Словно вглядываясь в прошлое сквозь марево байконурских весен, Герман Степанович проговорил:

— У Есенина, кажется: «Лицом к лицу лица не увидать, большое видится на расстоянии». А тогда — чисто профессиональный взгляд на вещи — дело новое, интересное, необычное. Было ли время разбираться в собственных чувствах?

Объявили готовность, я снял скафандр и поехал на пункт связи. И когда зарокотал, загремел двигатель и ракета начала приподниматься, я стоял не зрителем, а внимательно следил, правильно ли работает система стабилизации. Ракета звездочкой растаяла в небе, все стихло, и репродуктор донес ставшие потом крылатыми слова Юрия: «Красота-то какая!» И все сто восемь минут, пока Юрий был в космосе, одна мысль, как, наверное, у каждого: «Только бы приземлился благополучно…» А нас уже поджидал нетерпеливый самолет — скорей, скорей к месту приземления. И вскоре я обнял Юрия на приволжской земле.
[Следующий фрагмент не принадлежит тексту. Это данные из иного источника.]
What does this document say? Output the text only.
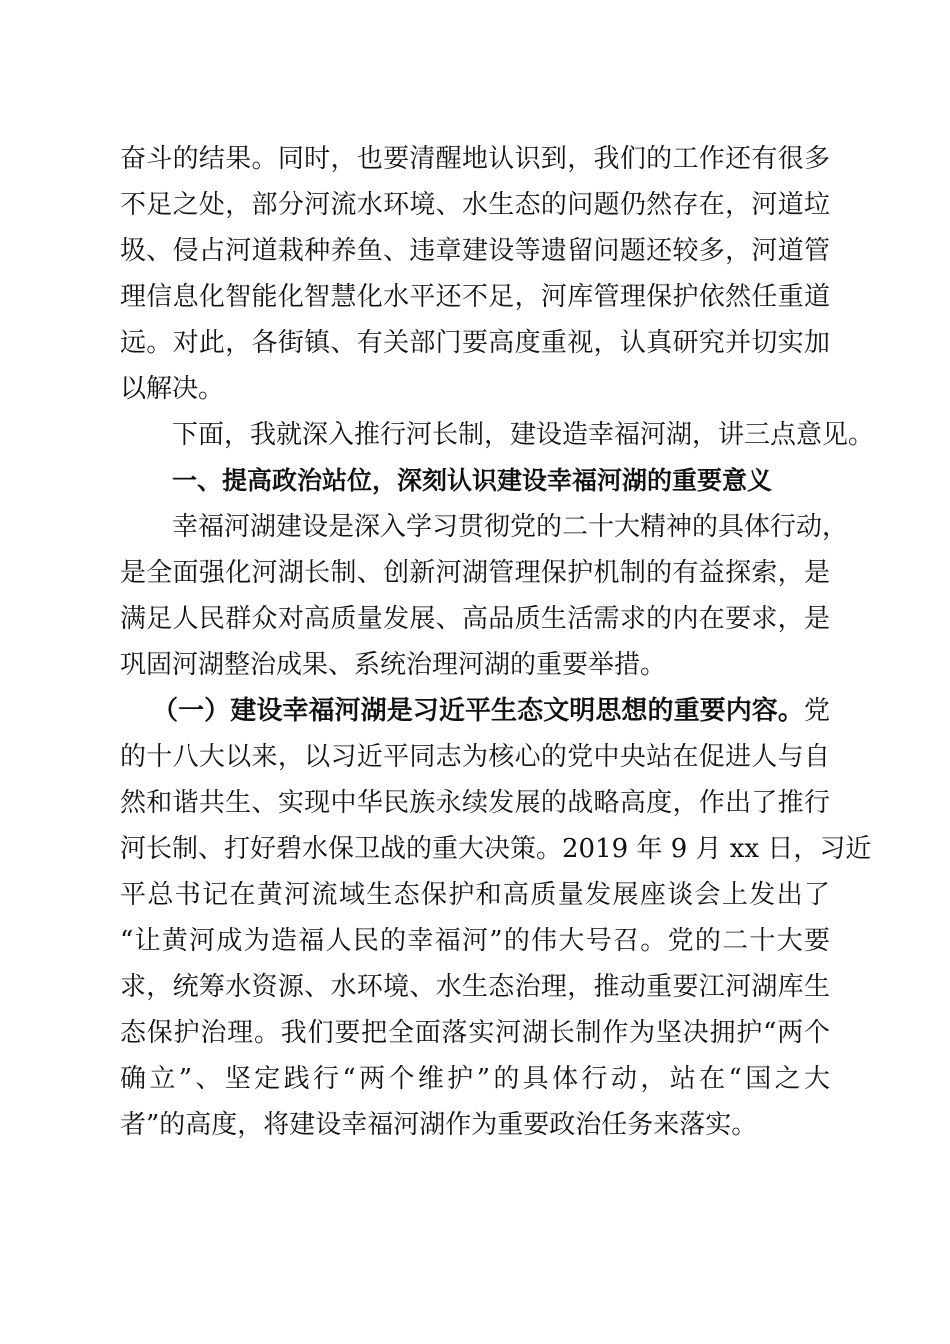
奋斗的结果。同时，也要清醒地认识到，我们的工作还有很多
不足之处，部分河流水环境、水生态的问题仍然存在，河道垃
圾、侵占河道栽种养鱼、违章建设等遗留问题还较多，河道管
理信息化智能化智慧化水平还不足，河库管理保护依然任重道
远。对此，各街镇、有关部门要高度重视，认真研究并切实加
以解决。
下面，我就深入推行河长制，建设造幸福河湖，讲三点意见。
一、提高政治站位，深刻认识建设幸福河湖的重要意义
幸福河湖建设是深入学习贯彻党的二十大精神的具体行动，
是全面强化河湖长制、创新河湖管理保护机制的有益探索，是
满足人民群众对高质量发展、高品质生活需求的内在要求，是
巩固河湖整治成果、系统治理河湖的重要举措。
（一）建设幸福河湖是习近平生态文明思想的重要内容。党
的十八大以来，以习近平同志为核心的党中央站在促进人与自
然和谐共生、实现中华民族永续发展的战略高度，作出了推行
河长制、打好碧水保卫战的重大决策。2019 年 9 月 xx 日，习近
平总书记在黄河流域生态保护和高质量发展座谈会上发出了
“让黄河成为造福人民的幸福河”的伟大号召。党的二十大要
求，统筹水资源、水环境、水生态治理，推动重要江河湖库生
态保护治理。我们要把全面落实河湖长制作为坚决拥护“两个
确立”、坚定践行“两个维护”的具体行动，站在“国之大
者”的高度，将建设幸福河湖作为重要政治任务来落实。
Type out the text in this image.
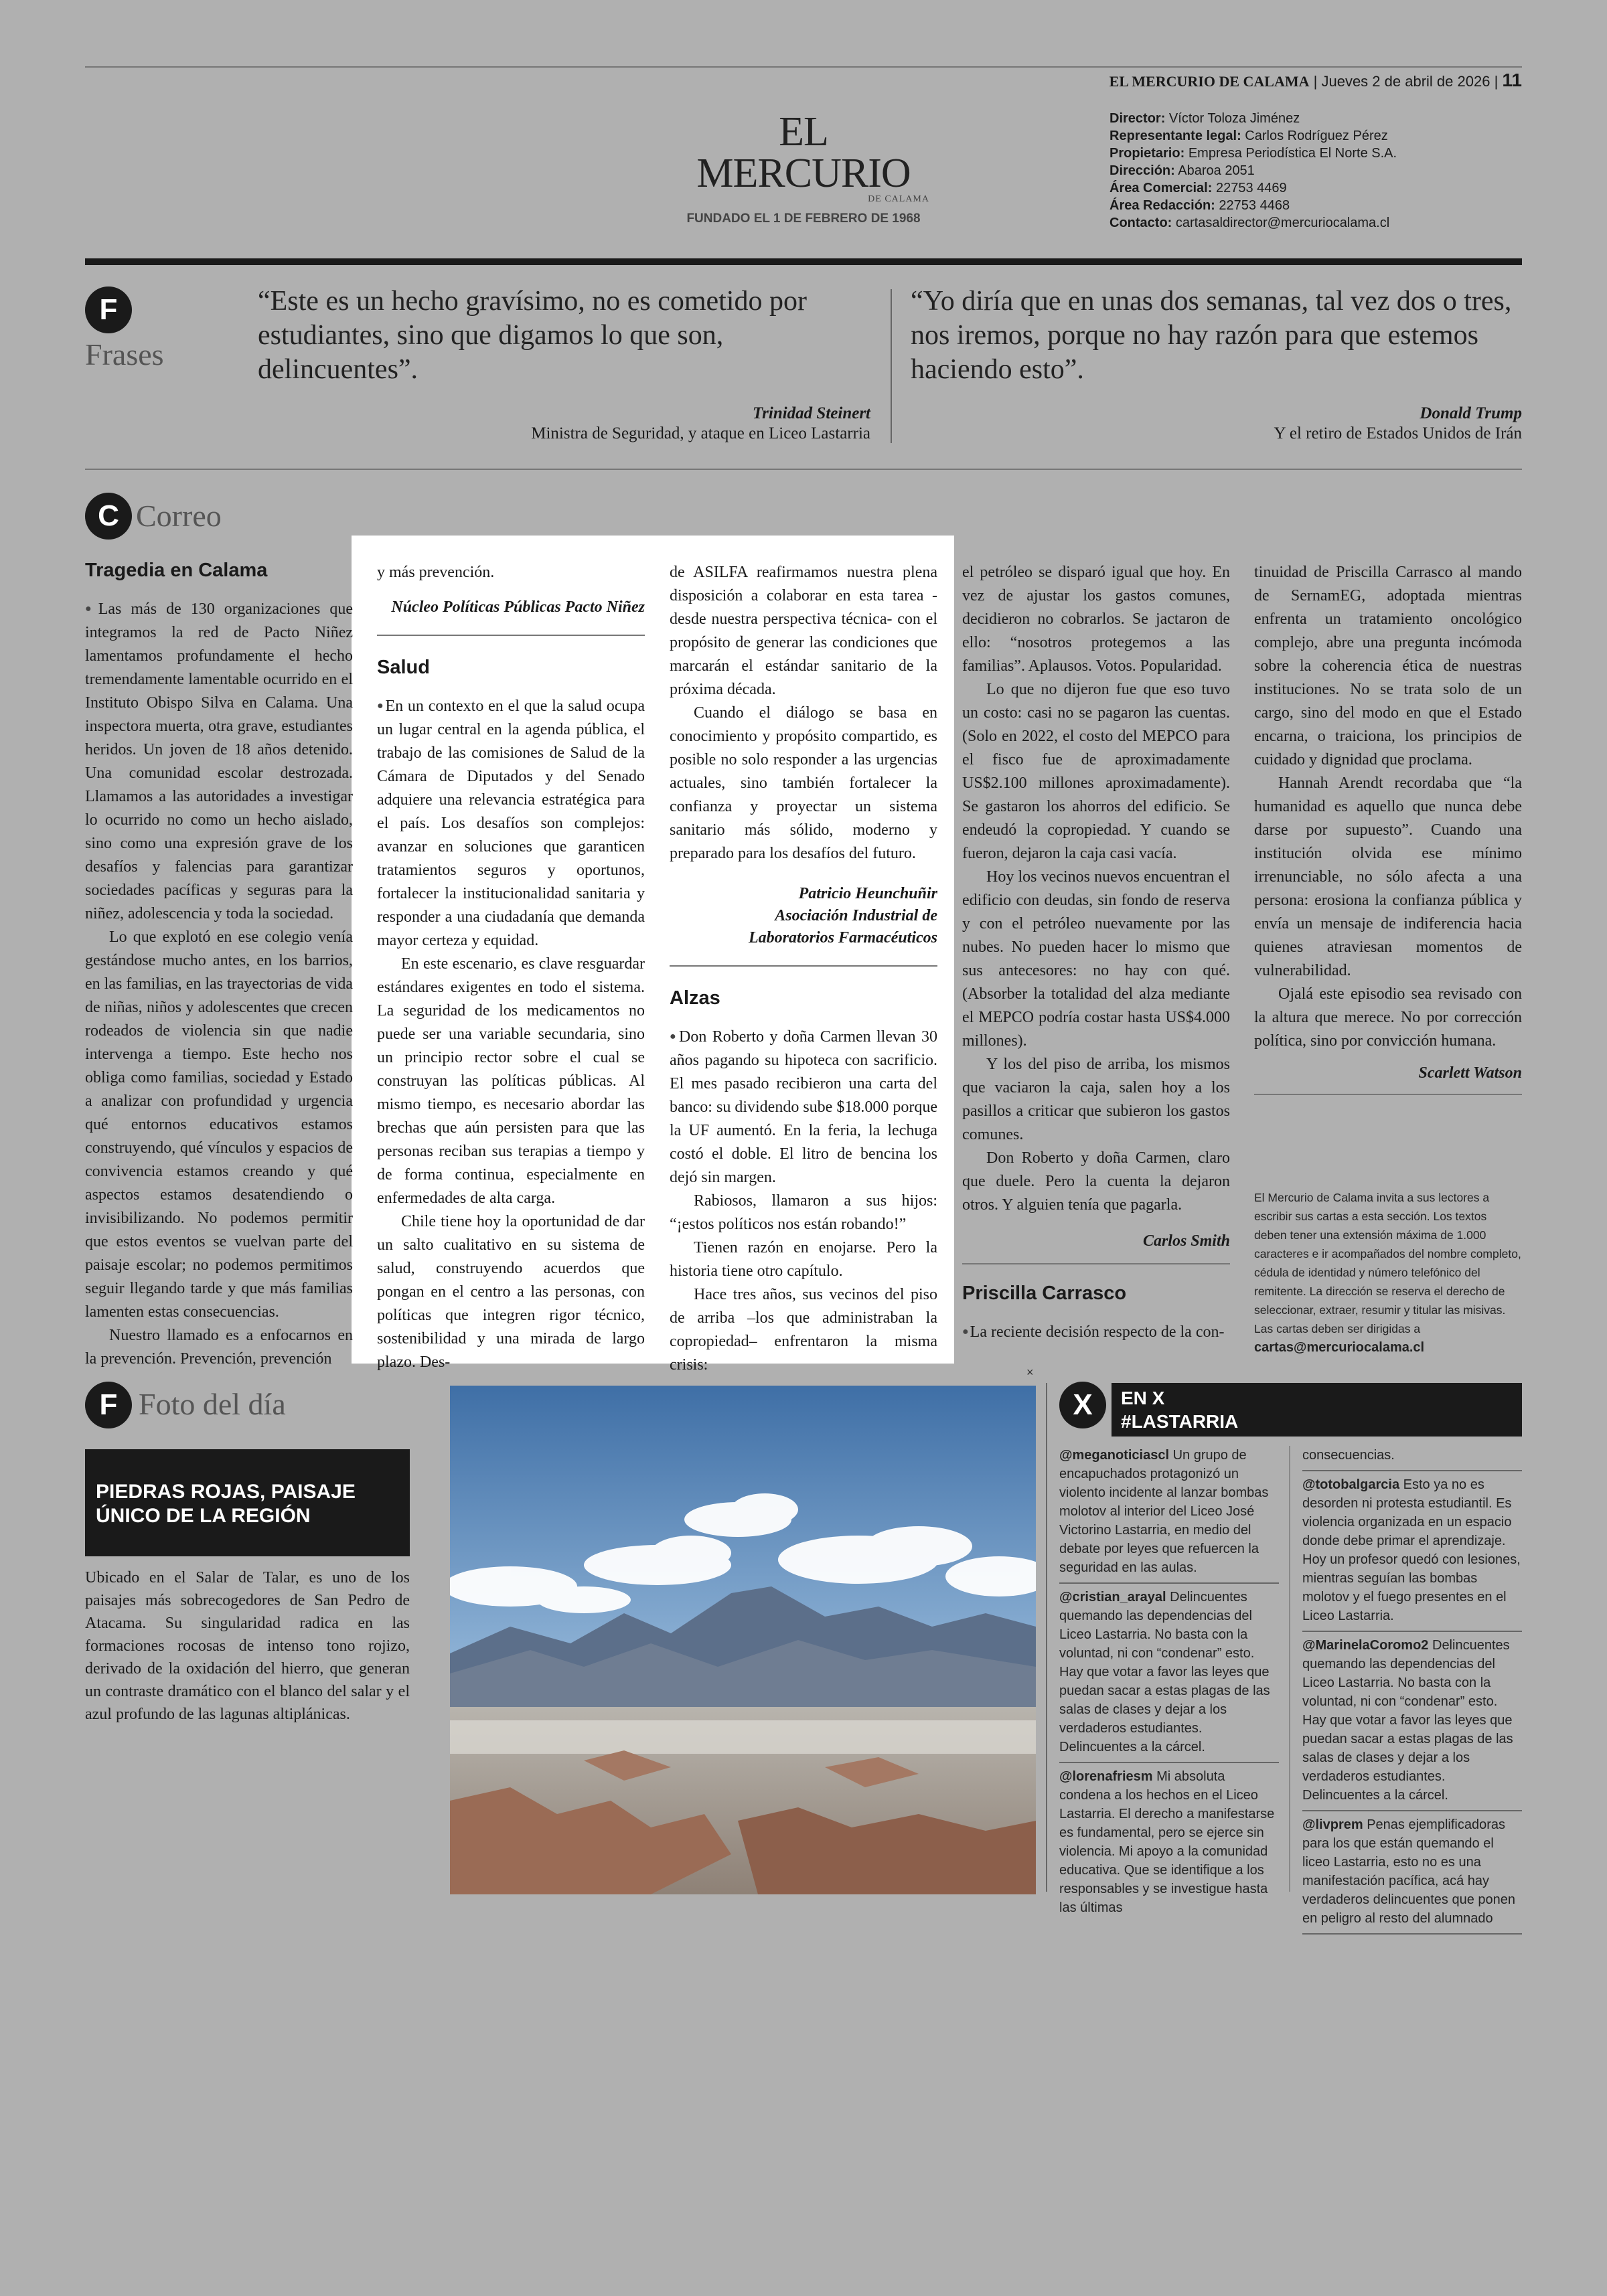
EL MERCURIO DE CALAMA | Jueves 2 de abril de 2026 | 11
EL MERCURIO
DE CALAMA
FUNDADO EL 1 DE FEBRERO DE 1968
Director: Víctor Toloza Jiménez
Representante legal: Carlos Rodríguez Pérez
Propietario: Empresa Periodística El Norte S.A.
Dirección: Abaroa 2051
Área Comercial: 22753 4469
Área Redacción: 22753 4468
Contacto: cartasaldirector@mercuriocalama.cl
F
Frases
“Este es un hecho gravísimo, no es cometido por estudiantes, sino que digamos lo que son, delincuentes”.
Trinidad Steinert
Ministra de Seguridad, y ataque en Liceo Lastarria
“Yo diría que en unas dos semanas, tal vez dos o tres, nos iremos, porque no hay razón para que estemos haciendo esto”.
Donald Trump
Y el retiro de Estados Unidos de Irán
C Correo
Tragedia en Calama

● Las más de 130 organizaciones que integramos la red de Pacto Niñez lamentamos profundamente el hecho tremendamente lamentable ocurrido en el Instituto Obispo Silva en Calama. Una inspectora muerta, otra grave, estudiantes heridos. Un joven de 18 años detenido. Una comunidad escolar destrozada. Llamamos a las autoridades a investigar lo ocurrido no como un hecho aislado, sino como una expresión grave de los desafíos y falencias para garantizar sociedades pacíficas y seguras para la niñez, adolescencia y toda la sociedad.

Lo que explotó en ese colegio venía gestándose mucho antes, en los barrios, en las familias, en las trayectorias de vida de niñas, niños y adolescentes que crecen rodeados de violencia sin que nadie intervenga a tiempo. Este hecho nos obliga como familias, sociedad y Estado a analizar con profundidad y urgencia qué entornos educativos estamos construyendo, qué vínculos y espacios de convivencia estamos creando y qué aspectos estamos desatendiendo o invisibilizando. No podemos permitir que estos eventos se vuelvan parte del paisaje escolar; no podemos permitimos seguir llegando tarde y que más familias lamenten estas consecuencias.

Nuestro llamado es a enfocarnos en la prevención. Prevención, prevención

y más prevención.

Núcleo Políticas Públicas Pacto Niñez
Salud

● En un contexto en el que la salud ocupa un lugar central en la agenda pública, el trabajo de las comisiones de Salud de la Cámara de Diputados y del Senado adquiere una relevancia estratégica para el país. Los desafíos son complejos: avanzar en soluciones que garanticen tratamientos seguros y oportunos, fortalecer la institucionalidad sanitaria y responder a una ciudadanía que demanda mayor certeza y equidad.

En este escenario, es clave resguardar estándares exigentes en todo el sistema. La seguridad de los medicamentos no puede ser una variable secundaria, sino un principio rector sobre el cual se construyan las políticas públicas. Al mismo tiempo, es necesario abordar las brechas que aún persisten para que las personas reciban sus terapias a tiempo y de forma continua, especialmente en enfermedades de alta carga.

Chile tiene hoy la oportunidad de dar un salto cualitativo en su sistema de salud, construyendo acuerdos que pongan en el centro a las personas, con políticas que integren rigor técnico, sostenibilidad y una mirada de largo plazo. Des-

de ASILFA reafirmamos nuestra plena disposición a colaborar en esta tarea -desde nuestra perspectiva técnica- con el propósito de generar las condiciones que marcarán el estándar sanitario de la próxima década.

Cuando el diálogo se basa en conocimiento y propósito compartido, es posible no solo responder a las urgencias actuales, sino también fortalecer la confianza y proyectar un sistema sanitario más sólido, moderno y preparado para los desafíos del futuro.

Patricio Heunchuñir
Asociación Industrial de
Laboratorios Farmacéuticos
Alzas

● Don Roberto y doña Carmen llevan 30 años pagando su hipoteca con sacrificio. El mes pasado recibieron una carta del banco: su dividendo sube $18.000 porque la UF aumentó. En la feria, la lechuga costó el doble. El litro de bencina los dejó sin margen.

Rabiosos, llamaron a sus hijos: “¡estos políticos nos están robando!”

Tienen razón en enojarse. Pero la historia tiene otro capítulo.

Hace tres años, sus vecinos del piso de arriba –los que administraban la copropiedad– enfrentaron la misma crisis:

el petróleo se disparó igual que hoy. En vez de ajustar los gastos comunes, decidieron no cobrarlos. Se jactaron de ello: “nosotros protegemos a las familias”. Aplausos. Votos. Popularidad.

Lo que no dijeron fue que eso tuvo un costo: casi no se pagaron las cuentas. (Solo en 2022, el costo del MEPCO para el fisco fue de aproximadamente US$2.100 millones aproximadamente). Se gastaron los ahorros del edificio. Se endeudó la copropiedad. Y cuando se fueron, dejaron la caja casi vacía.

Hoy los vecinos nuevos encuentran el edificio con deudas, sin fondo de reserva y con el petróleo nuevamente por las nubes. No pueden hacer lo mismo que sus antecesores: no hay con qué. (Absorber la totalidad del alza mediante el MEPCO podría costar hasta US$4.000 millones).

Y los del piso de arriba, los mismos que vaciaron la caja, salen hoy a los pasillos a criticar que subieron los gastos comunes.

Don Roberto y doña Carmen, claro que duele. Pero la cuenta la dejaron otros. Y alguien tenía que pagarla.

Carlos Smith
Priscilla Carrasco

● La reciente decisión respecto de la con-

tinuidad de Priscilla Carrasco al mando de SernamEG, adoptada mientras enfrenta un tratamiento oncológico complejo, abre una pregunta incómoda sobre la coherencia ética de nuestras instituciones. No se trata solo de un cargo, sino del modo en que el Estado encarna, o traiciona, los principios de cuidado y dignidad que proclama.

Hannah Arendt recordaba que “la humanidad es aquello que nunca debe darse por supuesto”. Cuando una institución olvida ese mínimo irrenunciable, no sólo afecta a una persona: erosiona la confianza pública y envía un mensaje de indiferencia hacia quienes atraviesan momentos de vulnerabilidad.

Ojalá este episodio sea revisado con la altura que merece. No por corrección política, sino por convicción humana.

Scarlett Watson
El Mercurio de Calama invita a sus lectores a escribir sus cartas a esta sección. Los textos deben tener una extensión máxima de 1.000 caracteres e ir acompañados del nombre completo, cédula de identidad y número telefónico del remitente. La dirección se reserva el derecho de seleccionar, extraer, resumir y titular las misivas. Las cartas deben ser dirigidas a
cartas@mercuriocalama.cl
F Foto del día
PIEDRAS ROJAS, PAISAJE ÚNICO DE LA REGIÓN
Ubicado en el Salar de Talar, es uno de los paisajes más sobrecogedores de San Pedro de Atacama. Su singularidad radica en las formaciones rocosas de intenso tono rojizo, derivado de la oxidación del hierro, que generan un contraste dramático con el blanco del salar y el azul profundo de las lagunas altiplánicas.
×
X	EN X
#LASTARRIA
@meganoticiascl Un grupo de encapuchados protagonizó un violento incidente al lanzar bombas molotov al interior del Liceo José Victorino Lastarria, en medio del debate por leyes que refuercen la seguridad en las aulas.
@cristian_arayal Delincuentes quemando las dependencias del Liceo Lastarria. No basta con la voluntad, ni con “condenar” esto. Hay que votar a favor las leyes que puedan sacar a estas plagas de las salas de clases y dejar a los verdaderos estudiantes. Delincuentes a la cárcel.
@lorenafriesm Mi absoluta condena a los hechos en el Liceo Lastarria. El derecho a manifestarse es fundamental, pero se ejerce sin violencia. Mi apoyo a la comunidad educativa. Que se identifique a los responsables y se investigue hasta las últimas
consecuencias.
@totobalgarcia Esto ya no es desorden ni protesta estudiantil. Es violencia organizada en un espacio donde debe primar el aprendizaje. Hoy un profesor quedó con lesiones, mientras seguían las bombas molotov y el fuego presentes en el Liceo Lastarria.
@MarinelaCoromo2 Delincuentes quemando las dependencias del Liceo Lastarria. No basta con la voluntad, ni con “condenar” esto. Hay que votar a favor las leyes que puedan sacar a estas plagas de las salas de clases y dejar a los verdaderos estudiantes. Delincuentes a la cárcel.
@livprem Penas ejemplificadoras para los que están quemando el liceo Lastarria, esto no es una manifestación pacífica, acá hay verdaderos delincuentes que ponen en peligro al resto del alumnado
Так мы узнали, что в космосе можно жить — это ведь и был самый трудный вопрос, ответа на который ждали от Юрия Гагарина. Начиналась эра обитаемого космоса. В том же, что произошло нечто необыкновенное, мы воочию убедились лишь в Москве, когда ликующие колонны заполнили Красную площадь. Уста миллионов людей не только нашей страны, но и всего земного шара с гордостью произносили: «Гагарин!»

Я стоял в группе космонавтов слева от Мавзолея.

И как лично нам адресованные мы восприняли слова Юрия из его речи: «Я убежден, что все мои друзья — летчики-космонавты также готовы в любое время совершить полет вокруг нашей планеты. Можно с уверенностью сказать, что мы на наших советских космических кораблях будем летать и по более дальним маршрутам».

Когда началась демонстрация, кто-то предложил: организуем свою, космонавтскую, колонну и поприветствуем Гагарина.

Мы ступили на брусчатку. Когда поравнялись с трибунами, Юрий сразу нас всех узнал. Друзья приподняли меня и «качнули» разок: мол, вот он, следующий очередник. Юрий улыбнулся так, как улыбался только он… Ну а дальше что — в моей программе было записано: «Попробовать поспать в космосе», «Попробовать пообедать»…

Десять лет. Я смотрел на Космонавта-два и все больше убеждался: нет, почти не изменился, все тот же юношеский блеск в глазах. Только генеральские погоны придают солидность.

— Ну а как же космос?

— А что космос? — лукаво переспросил Герман Степанович. — Главное — не расставаться с небом…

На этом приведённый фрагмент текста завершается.